Zijn intelligente en ontwikkelde vriendin, Émilie, marquise du Châtelet, bezat een kasteel in Cirey-sur-Blaise in Lotharingen. Voltaire, de markiezin en de markies vormden daar een tijdlang een hechte ménage à trois. Verscheidene jaren bestudeerden ze samen de natuurwetenschappen…
In Brussel was Voltaire bevriend met de hertog van Arenberg, wiens gebrek aan een goedgevulde bibliotheek ruimschoots werd goedgemaakt door die van Johan de Witt. Hij deed er onderzoek voor zijn Essai sur les moeurs et l’esprit des nations, en legde de laatste hand aan de toneelstukken Zulime en Mahomet. Voltaire was niet te spreken over het intellectuele leven in de stad en hekelde het gebrek aan kennis en de onverschilligheid van het land, “gespeend van geest en vervuld van geloof”.

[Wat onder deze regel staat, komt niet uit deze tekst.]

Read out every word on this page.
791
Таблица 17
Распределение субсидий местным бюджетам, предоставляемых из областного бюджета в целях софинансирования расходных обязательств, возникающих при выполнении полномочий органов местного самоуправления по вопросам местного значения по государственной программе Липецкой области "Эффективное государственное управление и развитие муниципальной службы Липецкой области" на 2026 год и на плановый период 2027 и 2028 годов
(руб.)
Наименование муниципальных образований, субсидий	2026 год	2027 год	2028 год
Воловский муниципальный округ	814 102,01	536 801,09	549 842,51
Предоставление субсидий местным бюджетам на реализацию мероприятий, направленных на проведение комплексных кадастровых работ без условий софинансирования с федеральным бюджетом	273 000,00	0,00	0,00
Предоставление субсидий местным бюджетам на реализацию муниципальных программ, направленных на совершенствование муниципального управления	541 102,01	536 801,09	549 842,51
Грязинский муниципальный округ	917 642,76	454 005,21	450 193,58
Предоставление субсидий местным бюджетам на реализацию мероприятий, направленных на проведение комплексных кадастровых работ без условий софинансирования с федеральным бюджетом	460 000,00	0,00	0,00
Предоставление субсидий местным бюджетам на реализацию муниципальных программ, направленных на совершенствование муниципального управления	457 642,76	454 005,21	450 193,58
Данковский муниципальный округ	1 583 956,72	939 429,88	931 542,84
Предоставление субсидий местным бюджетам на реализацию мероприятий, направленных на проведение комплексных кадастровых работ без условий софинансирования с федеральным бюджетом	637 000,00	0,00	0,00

Op de leeftijd van 83 jaar keerde Voltaire als een held terug in Parijs. Hij woonde in de Comédie Française de opvoering van zijn laatste toneelstuk Irène (1778) bij, waarna hij een staande ovatie ontving. Enkele weken later werd hij, ondersteund door Benjamin Franklin, binnengeleid in een loge van de Vrijmetselaars. (Wikipedia)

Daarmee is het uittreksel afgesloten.